That doesn't mean there won't be a few nice incentives coming soon.
It now appears that 2016's record auto sales will go down as the high water mark for this current flow as the demand for cars, trucks, and SUVs ebbs out. Production facilities will cut shifts, dealers will be left saddled with inventory, and automakers will be doling out incentives on vehicles, especially those of the non-SUV variety because in total, auto sales in April 2017 fell 4.7% over the same period last year according to the Detroit Free Press.
This marks the a continuation of a downward trend that began in January and that has forced the auto industry to recalibrate its targets and pivot strategies to cut costs and endure the downturn. "Over the past six months we've watched nearly every automaker go from positive to negative sales volume, confirming the plateau in this latest sales cycle," said Karl Brauer, executive publisher for Autotrader and Kelley Blue Book. As bad as it may seem, many automakers don't see this as a crash but rather a plateau. "We have to let the year play out," he said. "I am not discouraged by the numbers. I view it as within some kind of normal range in a plateauing industry," said Mark LaNeve, vice president of Ford sales and marketing.

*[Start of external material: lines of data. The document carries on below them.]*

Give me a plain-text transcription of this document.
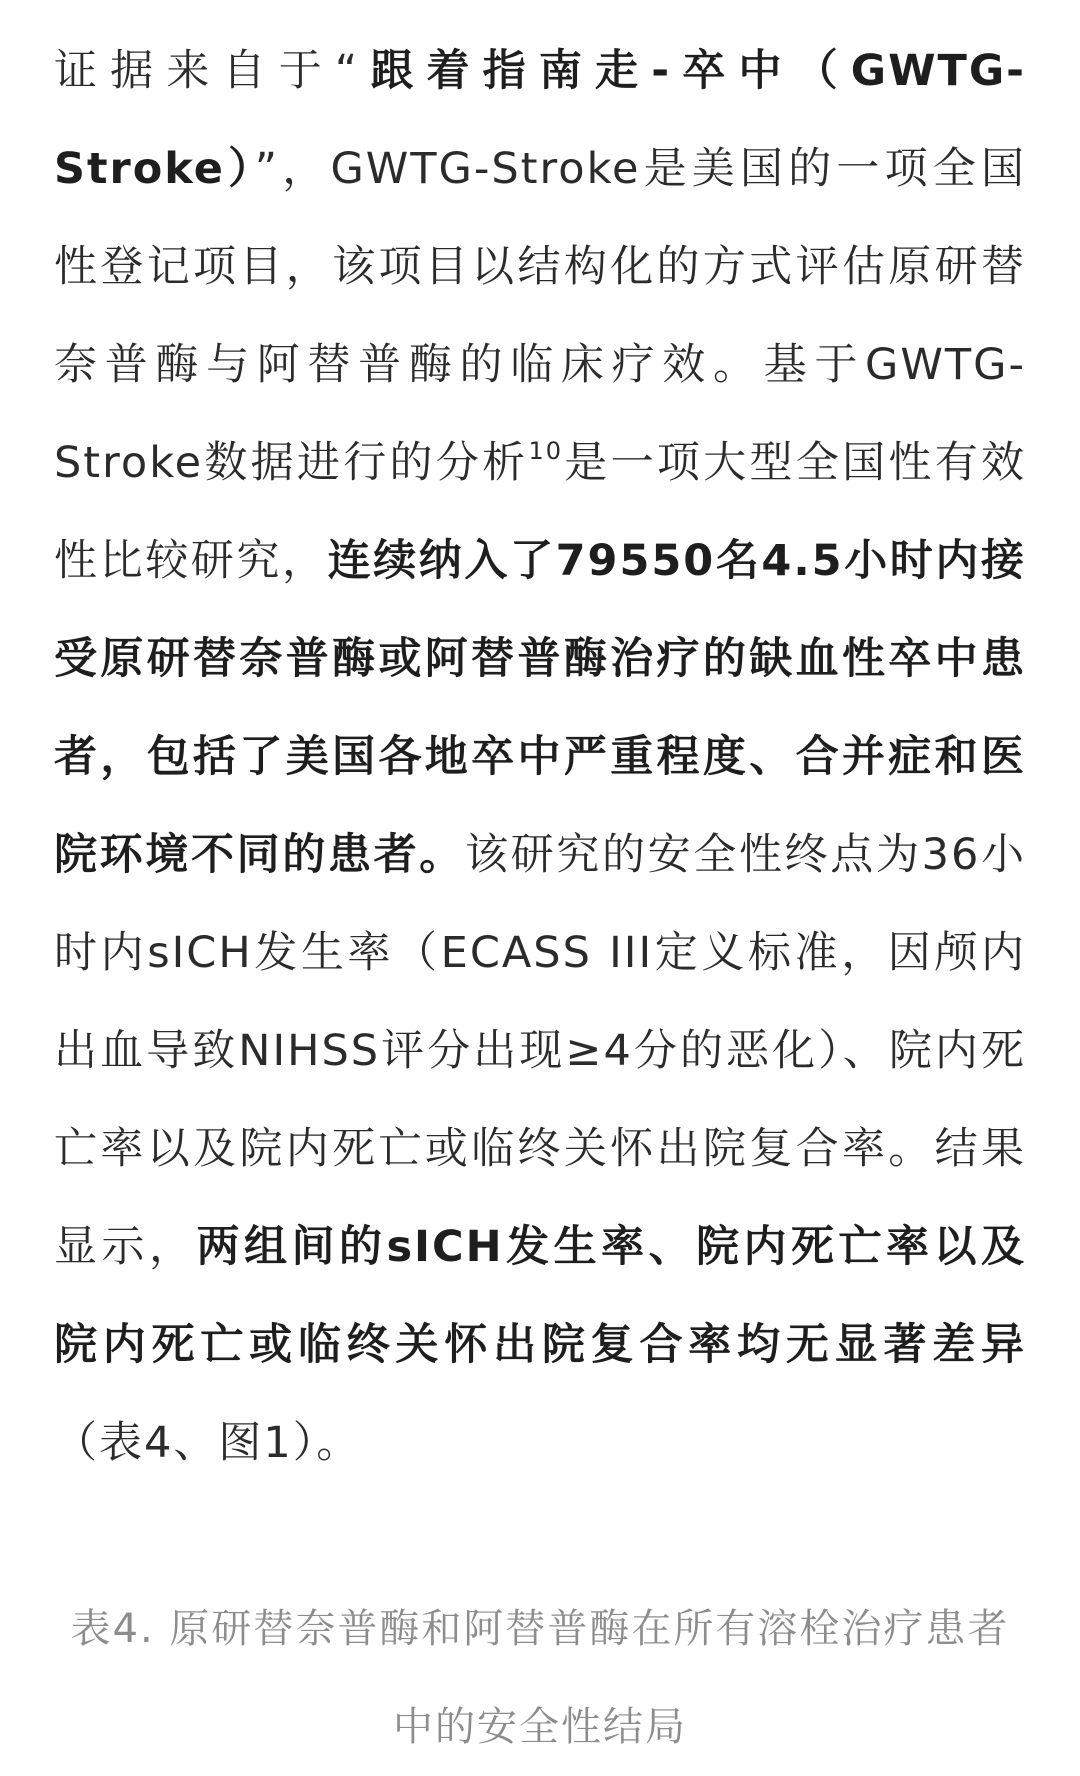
证据来自于“跟着指南走-卒中（GWTG-Stroke）”，GWTG-Stroke是美国的一项全国性登记项目，该项目以结构化的方式评估原研替奈普酶与阿替普酶的临床疗效。基于GWTG-Stroke数据进行的分析$^{10}$是一项大型全国性有效性比较研究，连续纳入了79550名4.5小时内接受原研替奈普酶或阿替普酶治疗的缺血性卒中患者，包括了美国各地卒中严重程度、合并症和医院环境不同的患者。该研究的安全性终点为36小时内sICH发生率（ECASS III定义标准，因颅内出血导致NIHSS评分出现≥4分的恶化）、院内死亡率以及院内死亡或临终关怀出院复合率。结果显示，两组间的sICH发生率、院内死亡率以及院内死亡或临终关怀出院复合率均无显著差异（表4、图1）。

表4. 原研替奈普酶和阿替普酶在所有溶栓治疗患者中的安全性结局
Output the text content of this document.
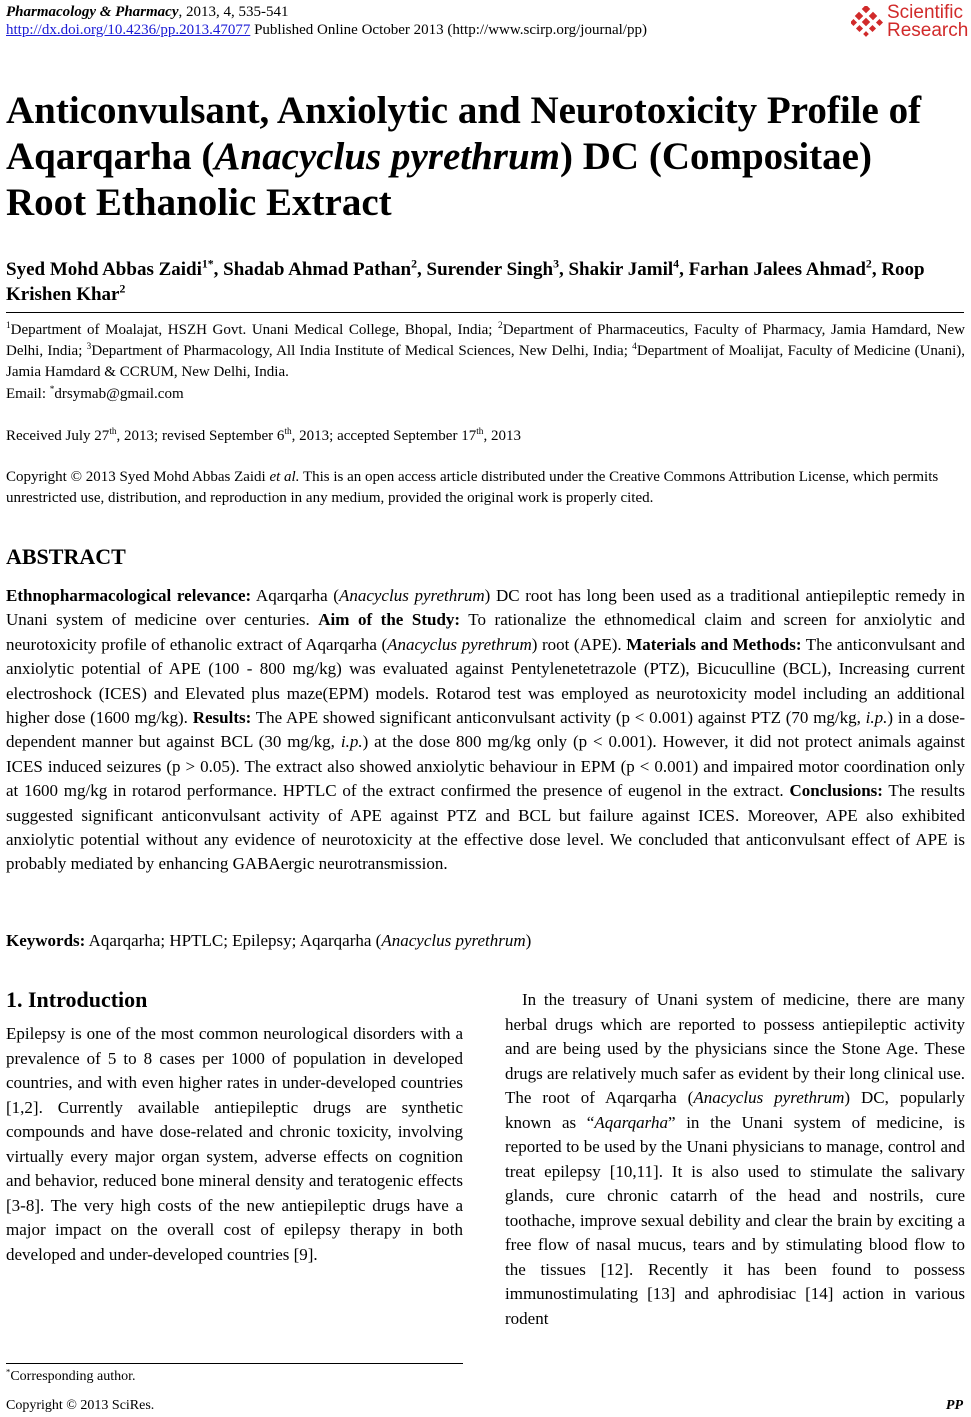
Pharmacology & Pharmacy, 2013, 4, 535-541
http://dx.doi.org/10.4236/pp.2013.47077 Published Online October 2013 (http://www.scirp.org/journal/pp)
Scientific
Research
Anticonvulsant, Anxiolytic and Neurotoxicity Profile of Aqarqarha (Anacyclus pyrethrum) DC (Compositae) Root Ethanolic Extract
Syed Mohd Abbas Zaidi$^{1*}$, Shadab Ahmad Pathan$^2$, Surender Singh$^3$, Shakir Jamil$^4$, Farhan Jalees Ahmad$^2$, Roop Krishen Khar$^2$
$^1$Department of Moalajat, HSZH Govt. Unani Medical College, Bhopal, India; $^2$Department of Pharmaceutics, Faculty of Pharmacy, Jamia Hamdard, New Delhi, India; $^3$Department of Pharmacology, All India Institute of Medical Sciences, New Delhi, India; $^4$Department of Moalijat, Faculty of Medicine (Unani), Jamia Hamdard & CCRUM, New Delhi, India.
Email: *drsymab@gmail.com
Received July 27th, 2013; revised September 6th, 2013; accepted September 17th, 2013
Copyright © 2013 Syed Mohd Abbas Zaidi et al. This is an open access article distributed under the Creative Commons Attribution License, which permits unrestricted use, distribution, and reproduction in any medium, provided the original work is properly cited.
ABSTRACT
Ethnopharmacological relevance: Aqarqarha (Anacyclus pyrethrum) DC root has long been used as a traditional antiepileptic remedy in Unani system of medicine over centuries. Aim of the Study: To rationalize the ethnomedical claim and screen for anxiolytic and neurotoxicity profile of ethanolic extract of Aqarqarha (Anacyclus pyrethrum) root (APE). Materials and Methods: The anticonvulsant and anxiolytic potential of APE (100 - 800 mg/kg) was evaluated against Pentylenetetrazole (PTZ), Bicuculline (BCL), Increasing current electroshock (ICES) and Elevated plus maze(EPM) models. Rotarod test was employed as neurotoxicity model including an additional higher dose (1600 mg/kg). Results: The APE showed significant anticonvulsant activity (p < 0.001) against PTZ (70 mg/kg, i.p.) in a dose-dependent manner but against BCL (30 mg/kg, i.p.) at the dose 800 mg/kg only (p < 0.001). However, it did not protect animals against ICES induced seizures (p > 0.05). The extract also showed anxiolytic behaviour in EPM (p < 0.001) and impaired motor coordination only at 1600 mg/kg in rotarod performance. HPTLC of the extract confirmed the presence of eugenol in the extract. Conclusions: The results suggested significant anticonvulsant activity of APE against PTZ and BCL but failure against ICES. Moreover, APE also exhibited anxiolytic potential without any evidence of neurotoxicity at the effective dose level. We concluded that anticonvulsant effect of APE is probably mediated by enhancing GABAergic neurotransmission.
Keywords: Aqarqarha; HPTLC; Epilepsy; Aqarqarha (Anacyclus pyrethrum)
1. Introduction
Epilepsy is one of the most common neurological disorders with a prevalence of 5 to 8 cases per 1000 of population in developed countries, and with even higher rates in under-developed countries [1,2]. Currently available antiepileptic drugs are synthetic compounds and have dose-related and chronic toxicity, involving virtually every major organ system, adverse effects on cognition and behavior, reduced bone mineral density and teratogenic effects [3-8]. The very high costs of the new antiepileptic drugs have a major impact on the overall cost of epilepsy therapy in both developed and under-developed countries [9].
In the treasury of Unani system of medicine, there are many herbal drugs which are reported to possess antiepileptic activity and are being used by the physicians since the Stone Age. These drugs are relatively much safer as evident by their long clinical use. The root of Aqarqarha (Anacyclus pyrethrum) DC, popularly known as “Aqarqarha” in the Unani system of medicine, is reported to be used by the Unani physicians to manage, control and treat epilepsy [10,11]. It is also used to stimulate the salivary glands, cure chronic catarrh of the head and nostrils, cure toothache, improve sexual debility and clear the brain by exciting a free flow of nasal mucus, tears and by stimulating blood flow to the tissues [12]. Recently it has been found to possess immunostimulating [13] and aphrodisiac [14] action in various rodent
*Corresponding author.
Copyright © 2013 SciRes.	PP
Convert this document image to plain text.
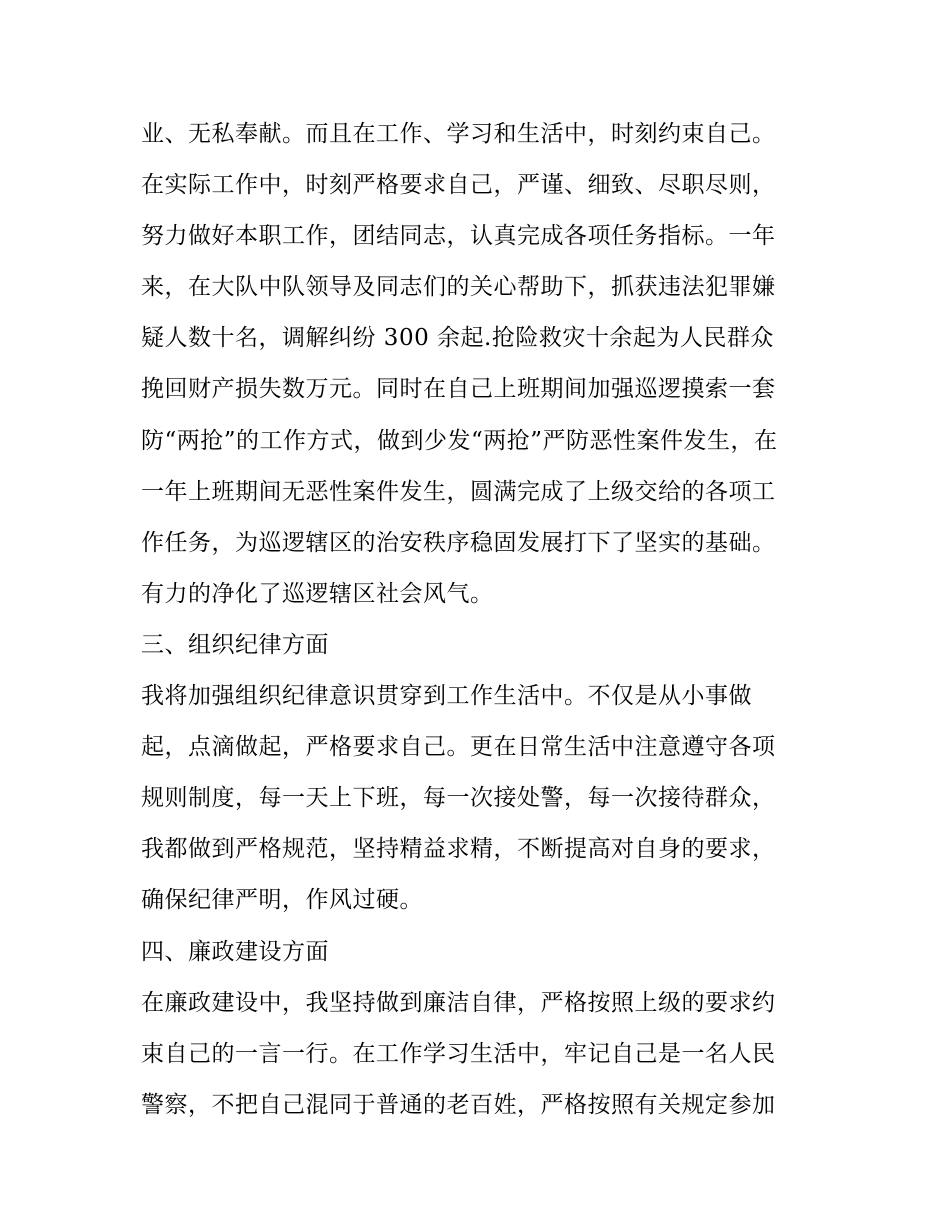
业、无私奉献。而且在工作、学习和生活中，时刻约束自己。
在实际工作中，时刻严格要求自己，严谨、细致、尽职尽则，
努力做好本职工作，团结同志，认真完成各项任务指标。一年
来，在大队中队领导及同志们的关心帮助下，抓获违法犯罪嫌
疑人数十名，调解纠纷 300 余起.抢险救灾十余起为人民群众
挽回财产损失数万元。同时在自己上班期间加强巡逻摸索一套
防“两抢”的工作方式，做到少发“两抢”严防恶性案件发生，在
一年上班期间无恶性案件发生，圆满完成了上级交给的各项工
作任务，为巡逻辖区的治安秩序稳固发展打下了坚实的基础。
有力的净化了巡逻辖区社会风气。
三、组织纪律方面
我将加强组织纪律意识贯穿到工作生活中。不仅是从小事做
起，点滴做起，严格要求自己。更在日常生活中注意遵守各项
规则制度，每一天上下班，每一次接处警，每一次接待群众，
我都做到严格规范，坚持精益求精，不断提高对自身的要求，
确保纪律严明，作风过硬。
四、廉政建设方面
在廉政建设中，我坚持做到廉洁自律，严格按照上级的要求约
束自己的一言一行。在工作学习生活中，牢记自己是一名人民
警察，不把自己混同于普通的老百姓，严格按照有关规定参加
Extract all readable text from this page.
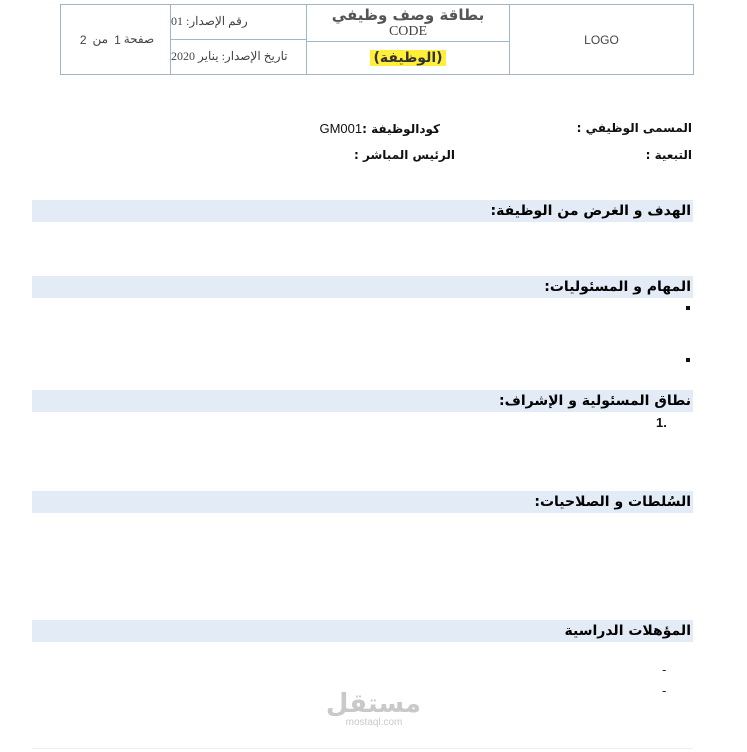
صفحة
1
من
2
رقم الإصدار: 01
تاريخ الإصدار: يناير 2020
بطاقة وصف وظيفي
CODE
(الوظيفة)
LOGO
المسمى الوظيفي :
كودالوظيفة :GM001
التبعية :
الرئيس المباشر :
الهدف و الغرض من الوظيفة:
المهام و المسئوليات:
نطاق المسئولية و الإشراف:
1.
السُلطات و الصلاحيات:
المؤهلات الدراسية
-
-
مستقل
mostaql.com
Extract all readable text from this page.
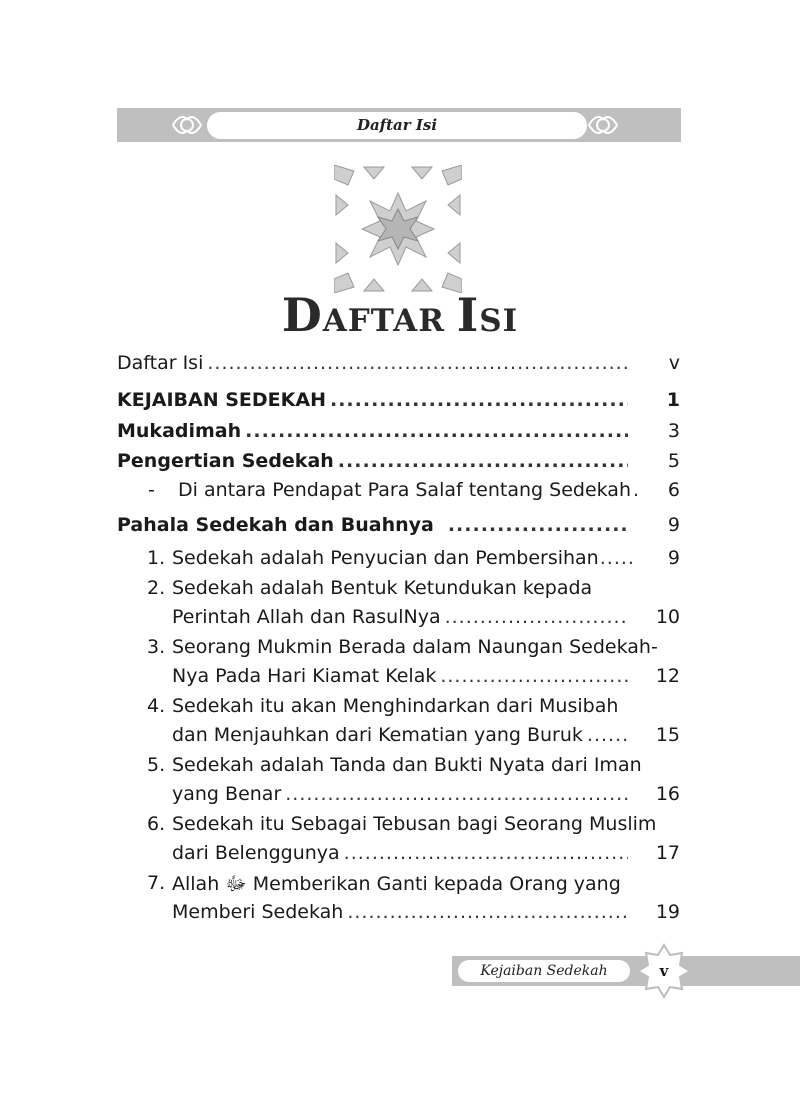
Daftar Isi
DAFTAR ISI
Daftar Isi .....	v
KEJAIBAN SEDEKAH .....	1
Mukadimah .....	3
Pengertian Sedekah .....	5
- Di antara Pendapat Para Salaf tentang Sedekah ..... 6
Pahala Sedekah dan Buahnya .....	9
1. Sedekah adalah Penyucian dan Pembersihan .....	9
2. Sedekah adalah Bentuk Ketundukan kepada
Perintah Allah dan RasulNya .....	10
3. Seorang Mukmin Berada dalam Naungan Sedekah-
Nya Pada Hari Kiamat Kelak .....	12
4. Sedekah itu akan Menghindarkan dari Musibah
dan Menjauhkan dari Kematian yang Buruk .....	15
5. Sedekah adalah Tanda dan Bukti Nyata dari Iman
yang Benar .....	16
6. Sedekah itu Sebagai Tebusan bagi Seorang Muslim
dari Belenggunya .....	17
7. Allah ﷻ Memberikan Ganti kepada Orang yang
Memberi Sedekah .....	19
Kejaiban Sedekah	v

TO gauge the hefty sales decline, Reuters published a list of the top 20 best selling models both in April of 2017 and through April 2017. The top five best sellers for the month of April in descending order are the Ford F-Series, Ram, Chevy Silverado, Honda CR-V, and Toyota Rav4. Aside from the fact that not a single one of these cars is a sedan, it's worth noting that this April has a few contrasts to the April 2017 Year To Date sales, which depict the Silverado in the second place spot and the Nissan Rogue taking fourth place, sending the Honda CR-V to fifth and bumping the Rav4 off the list completely. The fact that America is still infatuated with trucks and crossovers argues that the current downturn is all just part of the natural ebb and flow of the industry.